Prove that your product is great in small scale and will be even better with more.
Did you build something that people actually care about?
Lesson: Product Growth with Gustaf Alströmer
Step #8 Timing: Focus on growth when you know that what you are building is what people want
I think a startup needs to focus on growth once you have with some certainly you know that what you build is what people want. There’s some, either through customer development or through metrics you can prove that what you’ve built is something that people like to use and something that makes their lives better. Sometimes you need growth to make that product better.
If you built Voxer and you have only one user, it’s not a good product because you have no one to talk to, so sometimes you definitely need to . . . the product gets better with more growth, but that really depends. You can probably prove in isolation, again, in some test groups, that this social product is really great and it’s going to work even better with more people, so you can probably do that in small scale.
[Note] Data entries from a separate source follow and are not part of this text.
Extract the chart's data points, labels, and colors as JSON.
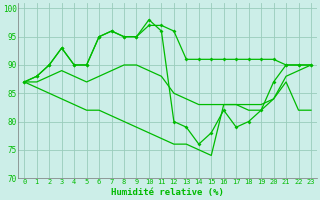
{
  "xlabel": "Humidité relative (%)",
  "background_color": "#cceee8",
  "grid_color": "#99ccbb",
  "line_color": "#00bb00",
  "x": [
    0,
    1,
    2,
    3,
    4,
    5,
    6,
    7,
    8,
    9,
    10,
    11,
    12,
    13,
    14,
    15,
    16,
    17,
    18,
    19,
    20,
    21,
    22,
    23
  ],
  "series1": [
    87,
    88,
    90,
    93,
    90,
    90,
    95,
    96,
    95,
    95,
    97,
    97,
    96,
    91,
    91,
    91,
    91,
    91,
    91,
    91,
    91,
    90,
    90,
    90
  ],
  "series2": [
    87,
    88,
    90,
    93,
    90,
    90,
    95,
    96,
    95,
    95,
    98,
    96,
    80,
    79,
    76,
    78,
    82,
    79,
    80,
    82,
    87,
    90,
    90,
    90
  ],
  "series3": [
    87,
    87,
    88,
    89,
    88,
    87,
    88,
    89,
    90,
    90,
    89,
    88,
    85,
    84,
    83,
    83,
    83,
    83,
    83,
    83,
    84,
    88,
    89,
    90
  ],
  "series4": [
    87,
    86,
    85,
    84,
    83,
    82,
    82,
    81,
    80,
    79,
    78,
    77,
    76,
    76,
    75,
    74,
    83,
    83,
    82,
    82,
    84,
    87,
    82,
    82
  ],
  "ylim": [
    70,
    101
  ],
  "yticks": [
    70,
    75,
    80,
    85,
    90,
    95,
    100
  ],
  "xlim": [
    -0.5,
    23.5
  ],
  "figsize": [
    3.2,
    2.0
  ],
  "dpi": 100
}
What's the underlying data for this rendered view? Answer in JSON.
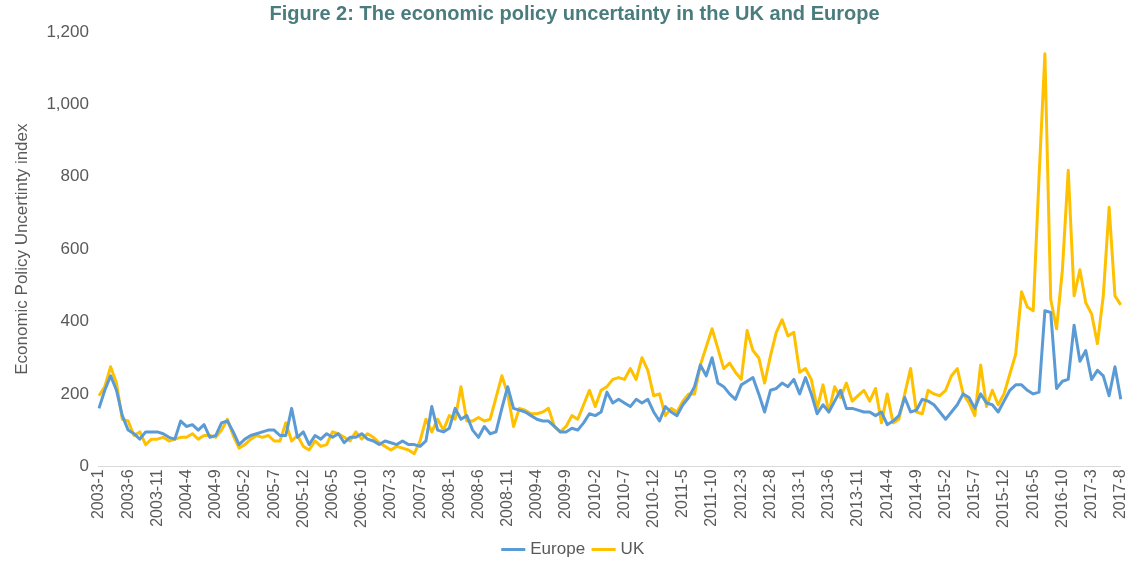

I think customer development is around figuring out if you’ve built something people actually care about. There are, I wouldn't say shortcuts, but there are some fast ways that you can actually find out if you’ve built something people want. First of all, you should go and talk to people and show them what you’ve built. There are some other ways to do that as well.
I think a lot of product development right now is trying to prove a hypothesis with as little effort as possible and as little investment as possible. Those things are true of both for customer development and growth.
An extreme example would be I come up with something that I think people want. I buy ads towards that, and people click on those ads, and go through one landing page screen, and then there's nothing else. That would be an extreme example of that where it turns out people want what I told them I had, but I didn't have it. So that would be an extreme example of trying out a hypothesis around growth and customer development, I think.